CBSSports.com Insider Danny Knobler writes manager Bobby Valentine and general manager Ben Cherington are split on whether Daniel Bard should be a starter or reliever or who should be the team's backup catcher. But the most interesting dispute is at shortstop.

Aviles, 31, was traded to Boston last season at the deadline from Kansas City. A career .288/.318/.419 hitter, Aviles has played five different positions in his career -- and all five (shortstop, third base, second base, right field and left field) in his 38 games in Boston last season, but starting just two games at short. Of Aviles' 302 career big-league starts, 141 have come at shortstop. But he's never really been an everyday shortstop and there are questions whether he can handle spot defensively. Once Aviles came over from Kansas City, he saw his numbers at the plate rise dramatically. In 53 games with the Royals, he hit .222/.261/.395 and then .317/.340/.436 in 107 plate appearances with the Red Sox. This spring, heading into Saturday's split-squad start, he was hitting .263/.263/.421.

Iglesias, 22, has the glove to be one of the best defensive shortstops in baseball right now. However, scouts feel his bat is nowhere near ready for the big leagues. Last season at Triple-A, he hit .235/.285/.269. Before Saturday's split-squad start, he was hitting .200/.273/.300 with four hits in 20 at-bats this spring.

"He's still learning how to approach every at-bat, his game plan," Red Sox bench coach Tim Bogar told Scott Lauber of the Boston Herald. "Mechanically, he looks a lot better this spring. He's hit the ball with more force all spring compared to last year and the year before. He's maturing. he's getting older. You can start seeing things happening. It's only going to go forward, in my opinion."

Still, it'd be hard to see it going backward -- any further back and he's the second coming of Rey Ordonez, the all-glove, no-hit wonder of the Mets of the late-90s. Ordonez was a career .246/.289/.310 hitter from 1996-2004 with the Mets, Devil Rays and Cubs. He may have been one of the best defensive players of all time, but his bat was a liability.

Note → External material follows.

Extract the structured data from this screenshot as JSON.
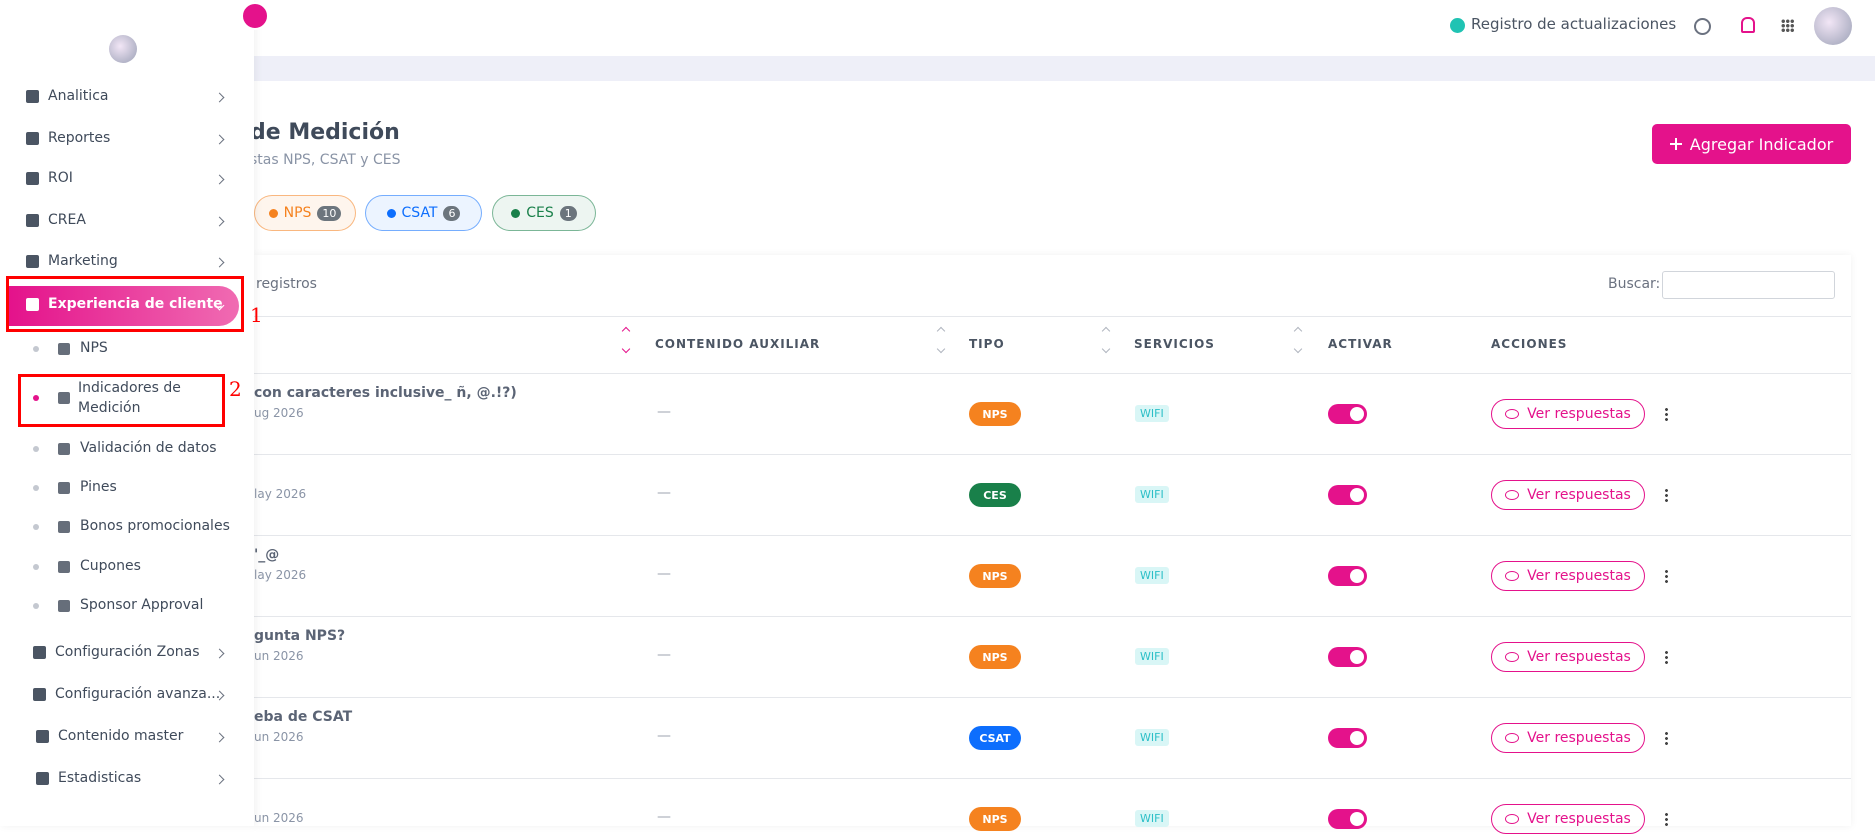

Of course, Ordonez spent all but 34 of his career games in the National League, without the benefit of the designated hitter.

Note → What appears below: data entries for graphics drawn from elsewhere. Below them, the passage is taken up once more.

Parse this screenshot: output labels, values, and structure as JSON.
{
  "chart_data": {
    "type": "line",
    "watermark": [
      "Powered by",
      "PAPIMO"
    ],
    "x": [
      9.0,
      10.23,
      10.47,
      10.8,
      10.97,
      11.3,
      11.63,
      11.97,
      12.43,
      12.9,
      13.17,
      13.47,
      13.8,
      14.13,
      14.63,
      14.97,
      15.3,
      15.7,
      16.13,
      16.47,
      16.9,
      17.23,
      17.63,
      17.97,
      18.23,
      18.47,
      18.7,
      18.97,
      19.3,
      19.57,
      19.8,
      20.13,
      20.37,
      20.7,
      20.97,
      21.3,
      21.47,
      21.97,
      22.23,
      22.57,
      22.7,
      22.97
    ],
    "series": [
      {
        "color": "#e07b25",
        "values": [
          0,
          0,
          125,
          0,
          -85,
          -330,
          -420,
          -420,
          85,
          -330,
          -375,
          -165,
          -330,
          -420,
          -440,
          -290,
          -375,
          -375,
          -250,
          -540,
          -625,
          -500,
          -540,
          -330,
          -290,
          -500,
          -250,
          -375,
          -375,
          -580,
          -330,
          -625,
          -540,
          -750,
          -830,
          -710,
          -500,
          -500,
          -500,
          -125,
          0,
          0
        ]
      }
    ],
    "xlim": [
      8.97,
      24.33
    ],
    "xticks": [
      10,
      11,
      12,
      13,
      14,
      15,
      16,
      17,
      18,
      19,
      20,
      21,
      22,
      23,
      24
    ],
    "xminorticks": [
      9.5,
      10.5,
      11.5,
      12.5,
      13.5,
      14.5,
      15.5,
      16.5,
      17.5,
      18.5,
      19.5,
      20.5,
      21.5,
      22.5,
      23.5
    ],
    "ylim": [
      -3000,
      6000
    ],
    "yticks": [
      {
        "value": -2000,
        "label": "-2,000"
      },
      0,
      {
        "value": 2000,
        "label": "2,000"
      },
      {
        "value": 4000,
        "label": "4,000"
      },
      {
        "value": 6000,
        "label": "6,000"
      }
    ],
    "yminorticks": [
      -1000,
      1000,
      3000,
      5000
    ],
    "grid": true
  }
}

According to Knobler, Valentine prefers Iglesias to Aviles. Knobler also polled scouts on the matter and found those opinions were split as well.

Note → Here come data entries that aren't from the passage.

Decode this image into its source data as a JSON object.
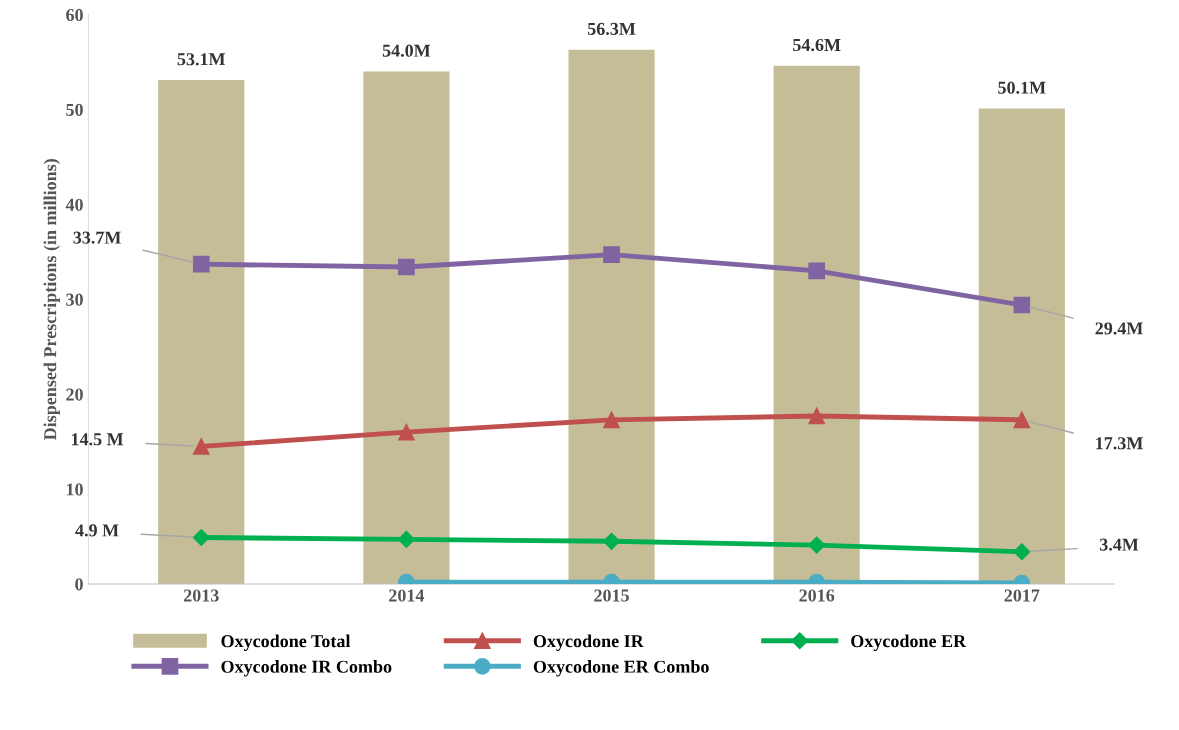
{
  "chart_data": {
    "type": "bar",
    "categories": [
      "2013",
      "2014",
      "2015",
      "2016",
      "2017"
    ],
    "ylabel": "Dispensed Prescriptions (in millions)",
    "ylim": [
      0,
      60
    ],
    "yticks": [
      0,
      10,
      20,
      30,
      40,
      50,
      60
    ],
    "legend": "bottom",
    "series": [
      {
        "name": "Oxycodone Total",
        "color": "#c4bd97",
        "values": [
          53.1,
          54.0,
          56.3,
          54.6,
          50.1
        ],
        "value_labels": [
          "53.1M",
          "54.0M",
          "56.3M",
          "54.6M",
          "50.1M"
        ]
      },
      {
        "name": "Oxycodone IR",
        "type": "line",
        "marker": "triangle",
        "color": "#c0504d",
        "values": [
          14.5,
          16.0,
          17.3,
          17.7,
          17.3
        ],
        "value_labels": [
          "14.5 M",
          null,
          null,
          null,
          "17.3M"
        ]
      },
      {
        "name": "Oxycodone ER",
        "type": "line",
        "marker": "diamond",
        "color": "#00b050",
        "values": [
          4.9,
          4.7,
          4.5,
          4.1,
          3.4
        ],
        "value_labels": [
          "4.9 M",
          null,
          null,
          null,
          "3.4M"
        ]
      },
      {
        "name": "Oxycodone IR Combo",
        "type": "line",
        "marker": "square",
        "color": "#8064a2",
        "values": [
          33.7,
          33.4,
          34.7,
          33.0,
          29.4
        ],
        "value_labels": [
          "33.7M",
          null,
          null,
          null,
          "29.4M"
        ]
      },
      {
        "name": "Oxycodone ER Combo",
        "type": "line",
        "marker": "circle",
        "color": "#4bacc6",
        "values": [
          null,
          0.2,
          0.2,
          0.2,
          0.1
        ]
      }
    ]
  }
}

The bigger question, posed by both Knobler and the Boston Glove's Christopher L. Gasper, is about the apparent split between Valentine and Cherington, noting, of course, that Valentine was not the GM's choice to replace Terry Francona. While Cherington wanted Dale Sveum, who eventually went to the Cubs, Cherington's bosses overruled him and picked the outspoken Valentine.

On Sunday, Cherington told reporters that a difference of opinion was "healthy."

"These are difficult decisions and they deserve to be debated, and people have the right to express their opinion and express it strongly and disagree," Cherington said (via the Boston Herald). "That needs to happen and continue to happen. It's healthy, generally, as long as it's handled the right way. To me, this is not about one person's opinion ruling. It's about a group people trying to make decisions that are in the best interest of the team."

Despite that, there will be people watching where Iglecias starts the season -- in Boston or Pawtucket -- and view it as a sign of who holds the power in Boston.